One day at a time for that issue, I guess.
But he shook it off, he greeted everyone so nicely. It was so much fun.
And then Sam and I flew to NY!!!
But we came home for the Alumni Match of Comedy Sportz!!!
Ahh siblings.
Sam, be nice.
And then Senior Showcase.
It was not as emotional as it was watching Sam.
He was freaking out because he didn’t have black socks. And he asked if I could go back to the house and get them. He knew we were at dinner but I said YES. And he was so sweetly appreciative and at the end, after, he said, No one noticed my socks and they never showed but I would have been anxious about it so thank you so much for getting them.
He is so appreciative even when he literally forgets everything he has to do. And I appreciate that he’s so kind and thoughtful so I always am okay with it!
Okay, not always!
But he was anxious because he was singing in so many other groups! PLUS his own three songs!
PLUS, he sang and played guitar which he had never done. And he forgot a few words on that one – which he hated – but… so cool that he did that! But I was quietly freaking out for him that I was not emotional about it.
Wow, June 5th to the actual graduation of June 11th. It was still a sprint! We had a makeup Mother’s Day brunch, birthday dinner, twin’s grad party, and then a blessed day of rest and then…. the graduation!
For some reason I got SUPER anxious. It may have been…
- 4:15am wakeup for the 5am 3 hour meeting, and then extra hour meeting after and then…
- the 1pm coffee I asked G to bring me home
- Or, shepherding 6 people in my car to the event – damn, I was amazing at parking. I bid on the auction in the last 5m and I totally rock. Great use of donation funds!
- But still, taking them everywhere was a little anxious because everyone had their ‘thing’ they needed or forgot
- Or going in through the area we were at and not getting to the right side we wanted to be on, and Mom and I having to go through security twice.

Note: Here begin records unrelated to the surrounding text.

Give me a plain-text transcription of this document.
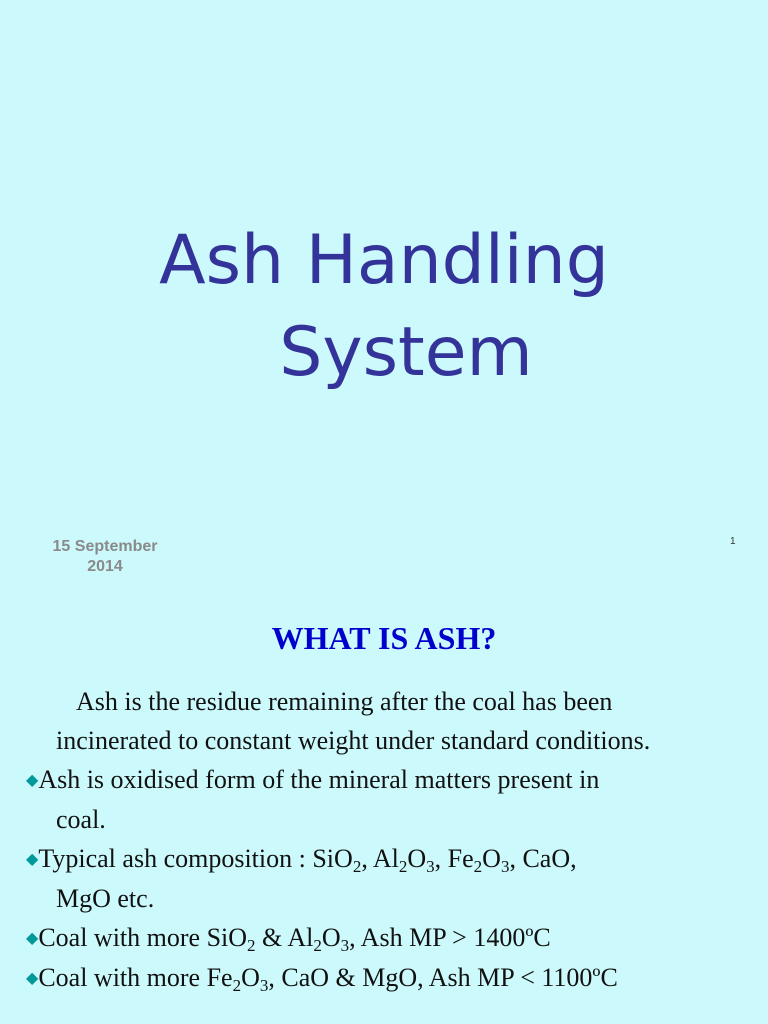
Ash Handling
System
15 September
2014
1
WHAT IS ASH?

Ash is the residue remaining after the coal has been

incinerated to constant weight under standard conditions.

◆Ash is oxidised form of the mineral matters present in
coal.

◆Typical ash composition : SiO$_2$, $Al_2O_3$, $Fe_2O_3$, CaO,
MgO etc.

◆Coal with more SiO$_2$ & $Al_2O_3$, Ash MP > 1400ºC

◆Coal with more $Fe_2O_3$, CaO & MgO, Ash MP < 1100ºC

- Worried about getting seating for everyone with Sam and J coming from Sam’s doctor appointment later.
- The HUGE crowds and seeing all the security walk around and monitor everything.
I was just ANXIOUS. And tense. Mom offered me xanex but nahhh. It got a little better once it started.
The speeches were lovely. Watching G’s excitement and pride was lovely.
I had a few tears to my eyes but since I still felt like I was ‘bracing’ for something it didn’t really materialize.
Took this before since we got there so dang early. Which I was happy to do!
I loved his cap. His gf helped him and did SUCH a good job. You could see it from so far away!
Yes, Jonathan Groff his is king. Just In Time!
Validation from a bestie the day after
The grandparents were antsy. Well, Gregg was antsy. He literally spread out over two benches when people left and just laid down and was taking up so much room. My Mom is like, I don’t know how he just doesn’t consider other people. And he just doesn’t, which probably says too much about our people pleasing.
But J took them home – both sets – and then Sam and I followed Kaylie and G around while G ran around to see friends. He got SO many photos.
It made me feel better that after he skipped his grad night “I don’t vibe with anyone who is going. My friends aren’t going” and he just wanted to go to his gf’s graduation. But I still felt bad he didn’t have a friend group to hang out with at his GRAD NIGHT.
That we paid for. Sigh.
But this is one of his oldest friends from elementary. I hope they stay friends.
Sam and I hung out in the car and listened to music.
We arrived at 4pm, left at 9:30pm. haha Successful graduation sprint!
I’m still a little anxious but that’s probably because of travel anxiety.
I want to say “On to the next!” and try and appreciate this a little. I am. I’m recognizing it. I’m celebrating. And taking deep breathes.